Japan Data

Minor Earthquakes a Routine Occurrence in Tokyo

Disaster

On the evening of October 7, noisy earthquake alarms sounded throughout the Tokyo metropolitan area just before a powerful tremor shook residents. While such relatively large earthquakes are rare, minor earthquakes are a near-daily occurrence.

An earthquake centered in northwestern Chiba Prefecture struck at 10:41 pm on October 7, 2021, causing shaking in Adachi, Tokyo, with a seismic intensity of upper 5. This marked the first time in the more than 10 years since the Great East Japan Earthquake (March 11, 2011) for an earthquake of that intensity to be recorded in Tokyo.

The graph below is based on the monthly statistics from the Japan Meteorological Agency’s earthquake database on temblors of an intensity of 1 or higher that have struck the 23 municipalities of central Tokyo since October 2011.

On May 5, 2014, an earthquake centered off the coast of Izu Ōshima measured lower 5 on the seismic scale in Chiyoda. Earthquakes with a seismic intensity of 4 or higher (indicated in yellow) are not frequent, but those with an intensity of 3 occur several times a year and quakes that are level 1 or 2 occur almost daily.

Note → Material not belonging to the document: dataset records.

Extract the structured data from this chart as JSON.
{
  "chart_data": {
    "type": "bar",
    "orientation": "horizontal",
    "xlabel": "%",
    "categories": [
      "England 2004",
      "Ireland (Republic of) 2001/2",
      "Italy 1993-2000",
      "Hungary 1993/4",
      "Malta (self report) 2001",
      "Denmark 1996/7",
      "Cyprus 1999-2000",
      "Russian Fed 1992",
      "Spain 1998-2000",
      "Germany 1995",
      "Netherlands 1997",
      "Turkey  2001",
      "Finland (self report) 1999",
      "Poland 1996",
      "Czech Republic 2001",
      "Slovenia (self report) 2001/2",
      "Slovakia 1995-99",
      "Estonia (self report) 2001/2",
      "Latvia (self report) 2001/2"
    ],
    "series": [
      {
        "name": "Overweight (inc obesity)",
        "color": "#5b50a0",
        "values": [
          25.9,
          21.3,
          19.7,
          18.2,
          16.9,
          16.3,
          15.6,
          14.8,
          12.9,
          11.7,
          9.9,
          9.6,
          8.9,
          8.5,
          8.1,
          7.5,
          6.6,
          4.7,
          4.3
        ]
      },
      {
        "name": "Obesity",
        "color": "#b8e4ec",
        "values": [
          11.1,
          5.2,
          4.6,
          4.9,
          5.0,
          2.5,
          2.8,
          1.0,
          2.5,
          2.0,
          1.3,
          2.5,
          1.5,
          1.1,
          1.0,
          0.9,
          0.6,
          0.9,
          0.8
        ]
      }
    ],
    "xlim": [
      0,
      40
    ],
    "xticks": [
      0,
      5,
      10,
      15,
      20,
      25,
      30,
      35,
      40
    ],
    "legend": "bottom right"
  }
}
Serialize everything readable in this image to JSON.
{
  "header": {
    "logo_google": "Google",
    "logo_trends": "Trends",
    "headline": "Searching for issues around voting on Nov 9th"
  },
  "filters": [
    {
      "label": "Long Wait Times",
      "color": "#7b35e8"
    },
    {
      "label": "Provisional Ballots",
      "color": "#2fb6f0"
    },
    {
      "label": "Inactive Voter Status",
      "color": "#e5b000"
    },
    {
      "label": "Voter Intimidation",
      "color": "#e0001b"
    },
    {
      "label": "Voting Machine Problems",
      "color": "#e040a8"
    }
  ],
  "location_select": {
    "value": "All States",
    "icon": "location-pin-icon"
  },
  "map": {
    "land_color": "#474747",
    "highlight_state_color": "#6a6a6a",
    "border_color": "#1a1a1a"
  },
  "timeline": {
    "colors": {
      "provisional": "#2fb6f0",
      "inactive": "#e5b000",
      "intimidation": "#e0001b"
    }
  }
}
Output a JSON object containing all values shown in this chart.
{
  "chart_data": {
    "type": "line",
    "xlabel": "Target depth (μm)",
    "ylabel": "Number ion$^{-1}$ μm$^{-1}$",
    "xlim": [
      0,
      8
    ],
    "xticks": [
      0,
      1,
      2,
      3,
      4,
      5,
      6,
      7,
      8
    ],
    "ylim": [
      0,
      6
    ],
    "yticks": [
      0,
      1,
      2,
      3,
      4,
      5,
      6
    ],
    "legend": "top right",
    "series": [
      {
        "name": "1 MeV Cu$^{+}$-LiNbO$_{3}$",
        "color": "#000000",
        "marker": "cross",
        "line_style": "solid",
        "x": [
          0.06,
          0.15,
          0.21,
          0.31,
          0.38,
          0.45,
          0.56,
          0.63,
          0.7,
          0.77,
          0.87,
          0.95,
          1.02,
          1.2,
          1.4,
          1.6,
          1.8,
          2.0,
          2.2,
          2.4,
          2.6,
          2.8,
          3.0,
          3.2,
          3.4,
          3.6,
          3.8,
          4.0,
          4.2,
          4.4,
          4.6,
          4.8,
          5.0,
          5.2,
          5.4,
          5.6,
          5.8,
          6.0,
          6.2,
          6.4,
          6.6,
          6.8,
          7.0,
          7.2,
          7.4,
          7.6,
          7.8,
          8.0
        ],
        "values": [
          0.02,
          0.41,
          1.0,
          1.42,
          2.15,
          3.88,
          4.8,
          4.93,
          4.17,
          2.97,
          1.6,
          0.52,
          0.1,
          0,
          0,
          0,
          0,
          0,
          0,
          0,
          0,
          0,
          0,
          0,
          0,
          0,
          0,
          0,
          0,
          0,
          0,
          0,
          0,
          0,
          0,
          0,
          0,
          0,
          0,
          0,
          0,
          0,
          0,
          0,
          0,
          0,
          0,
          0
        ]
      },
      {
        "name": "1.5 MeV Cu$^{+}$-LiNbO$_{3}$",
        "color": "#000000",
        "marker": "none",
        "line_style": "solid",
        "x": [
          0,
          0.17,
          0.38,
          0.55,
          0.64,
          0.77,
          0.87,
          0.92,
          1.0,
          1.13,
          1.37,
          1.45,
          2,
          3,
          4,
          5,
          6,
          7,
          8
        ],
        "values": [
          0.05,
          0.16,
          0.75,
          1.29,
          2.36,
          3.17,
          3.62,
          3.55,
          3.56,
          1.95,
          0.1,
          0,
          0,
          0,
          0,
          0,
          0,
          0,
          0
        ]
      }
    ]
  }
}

(The graph shows data from October 2011 because of the extremely high number of tremors following the Great East Japan Earthquake, including 333 quakes with a seismic intensity of 1 or higher during the month of March 2011 alone; if the vertical axis of the graph had been higher by incorporating that earlier data, it would have been difficult to perceive recent trends.)